Although the sight of a large hairy spider is enough to give some people a heart attack, spider venom may eventually be used to treat some heart conditions. In the 4 January issue of Nature, Bode et al. (Nature, 409, 35–36) report that a peptide isolated from the venom of the spider Grammostola spatulata (picture) inhibits atrial fibrillation. Atrial fibrillation, characterized by disorganized atrial activity, occurs in patients suffering from valve disease, hypertension, and chronic lung disease. It is the most common form of cardiac arrhythmia, and can lead to further complications such as hypotension, pulmonary congestion, strokes and angina pectoris.

The anti-arrhythmic effects of this peptide were discovered serendipitously in a research project that initially had nothing to do with hearts or spiders. Frederick Sachs, senior author on the study, began investigating mechanosensitive ion channels over 15 years ago. In a search for agents that block or activate mechanical sensitivity, his group began screening insect venoms, which are known to contain a variety of neuroactive compounds. “We tried a variety of spider and scorpion venoms in patch clamp experiments, and finally found two that inhibited mechanosensitive ion channel activity,” said Sachs. Fractionation of the venom led to the isolation of a peptide from tarantula venom, GxMtx-4, that the authors observed to block the activity of cationic stretch-activated ion channels (SACs) in adult astrocytes and cardiocytes.
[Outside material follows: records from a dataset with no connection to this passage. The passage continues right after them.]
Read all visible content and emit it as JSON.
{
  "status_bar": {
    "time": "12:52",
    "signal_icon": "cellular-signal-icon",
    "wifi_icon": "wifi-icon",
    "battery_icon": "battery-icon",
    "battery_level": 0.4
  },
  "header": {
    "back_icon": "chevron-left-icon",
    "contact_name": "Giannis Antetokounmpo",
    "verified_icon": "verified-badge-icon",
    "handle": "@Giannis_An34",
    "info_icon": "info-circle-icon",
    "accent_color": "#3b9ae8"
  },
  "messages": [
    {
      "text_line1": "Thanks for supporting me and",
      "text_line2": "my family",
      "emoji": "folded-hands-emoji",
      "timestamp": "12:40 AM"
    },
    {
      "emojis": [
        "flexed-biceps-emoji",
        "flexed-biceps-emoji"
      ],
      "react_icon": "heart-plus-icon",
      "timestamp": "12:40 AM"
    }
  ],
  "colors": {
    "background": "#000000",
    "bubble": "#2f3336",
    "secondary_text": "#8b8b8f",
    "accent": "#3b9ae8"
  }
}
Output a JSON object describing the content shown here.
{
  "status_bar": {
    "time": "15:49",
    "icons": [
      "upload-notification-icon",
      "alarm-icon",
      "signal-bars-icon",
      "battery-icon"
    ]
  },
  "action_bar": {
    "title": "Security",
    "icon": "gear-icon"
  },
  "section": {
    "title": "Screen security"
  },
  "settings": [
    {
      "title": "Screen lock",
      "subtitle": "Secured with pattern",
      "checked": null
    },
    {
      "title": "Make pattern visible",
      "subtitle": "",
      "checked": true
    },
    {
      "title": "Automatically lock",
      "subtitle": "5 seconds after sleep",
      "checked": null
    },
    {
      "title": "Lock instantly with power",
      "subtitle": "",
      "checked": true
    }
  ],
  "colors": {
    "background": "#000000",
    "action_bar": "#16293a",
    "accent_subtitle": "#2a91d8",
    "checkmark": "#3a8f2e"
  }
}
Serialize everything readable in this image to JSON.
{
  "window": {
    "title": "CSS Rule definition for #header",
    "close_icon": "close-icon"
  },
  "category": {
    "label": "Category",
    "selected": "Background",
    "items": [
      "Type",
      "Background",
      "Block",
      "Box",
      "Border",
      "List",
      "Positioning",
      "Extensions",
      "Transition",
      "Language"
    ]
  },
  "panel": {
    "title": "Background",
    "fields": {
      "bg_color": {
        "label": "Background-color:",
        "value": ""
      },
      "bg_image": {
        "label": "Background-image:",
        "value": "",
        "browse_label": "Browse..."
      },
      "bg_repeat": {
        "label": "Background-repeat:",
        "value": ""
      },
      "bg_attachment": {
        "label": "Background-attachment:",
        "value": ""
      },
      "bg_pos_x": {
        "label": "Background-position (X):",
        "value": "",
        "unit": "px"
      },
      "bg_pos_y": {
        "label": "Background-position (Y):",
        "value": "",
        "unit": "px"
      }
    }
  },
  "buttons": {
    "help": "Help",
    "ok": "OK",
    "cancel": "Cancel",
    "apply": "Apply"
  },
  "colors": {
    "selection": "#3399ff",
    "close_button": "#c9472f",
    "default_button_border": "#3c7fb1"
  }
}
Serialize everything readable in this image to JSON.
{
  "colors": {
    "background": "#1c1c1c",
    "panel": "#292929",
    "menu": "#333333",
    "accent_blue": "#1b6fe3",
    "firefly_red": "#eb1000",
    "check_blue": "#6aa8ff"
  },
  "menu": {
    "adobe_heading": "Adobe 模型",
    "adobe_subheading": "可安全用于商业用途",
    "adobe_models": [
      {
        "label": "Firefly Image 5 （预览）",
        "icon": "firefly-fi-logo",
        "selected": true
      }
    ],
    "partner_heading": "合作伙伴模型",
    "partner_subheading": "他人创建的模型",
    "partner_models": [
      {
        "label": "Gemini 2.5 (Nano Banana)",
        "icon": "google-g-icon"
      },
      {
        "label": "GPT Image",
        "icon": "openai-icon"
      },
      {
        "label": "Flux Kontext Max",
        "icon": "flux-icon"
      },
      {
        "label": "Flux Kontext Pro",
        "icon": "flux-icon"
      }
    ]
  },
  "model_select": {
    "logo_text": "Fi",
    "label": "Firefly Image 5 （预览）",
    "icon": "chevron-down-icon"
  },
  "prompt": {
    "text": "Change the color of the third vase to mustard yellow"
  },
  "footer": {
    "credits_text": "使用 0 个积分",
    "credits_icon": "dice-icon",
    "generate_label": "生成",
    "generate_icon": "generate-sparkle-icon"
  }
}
SACs convert gradients of stress into gradients of electrical activity, and sustained mechanical gradients can develop when systolic pressure and wall tension are high, conditions that are present in the diseased heart. “It was well-known that cardiac wall stretch increases heart rate, and we knew that these receptors were expressed in heart cells,” said Sachs. He teamed up with Frank Bode and Mike Franz at Georgetown University to show that the peptide suppressed both the incidence and duration of atrial fibrillation in rabbit hearts. They also showed that GxMtx-4 acts only during stretch activation, as it has no effect on the action potential of resting atrial cells. “It also seems to have no acute effects on normal hearts in the absence of distension,” added Sachs, although further toxicity analysis is required.

This finding of Bode et al. constitutes the first demonstration that SAC activation can generate atrial fibrillation. The authors therefore suggest that GsMtx-4 initiates a new class of anti-arrhythmic agents that could act on the cause, rather than the effects of cardiac arrhythmias.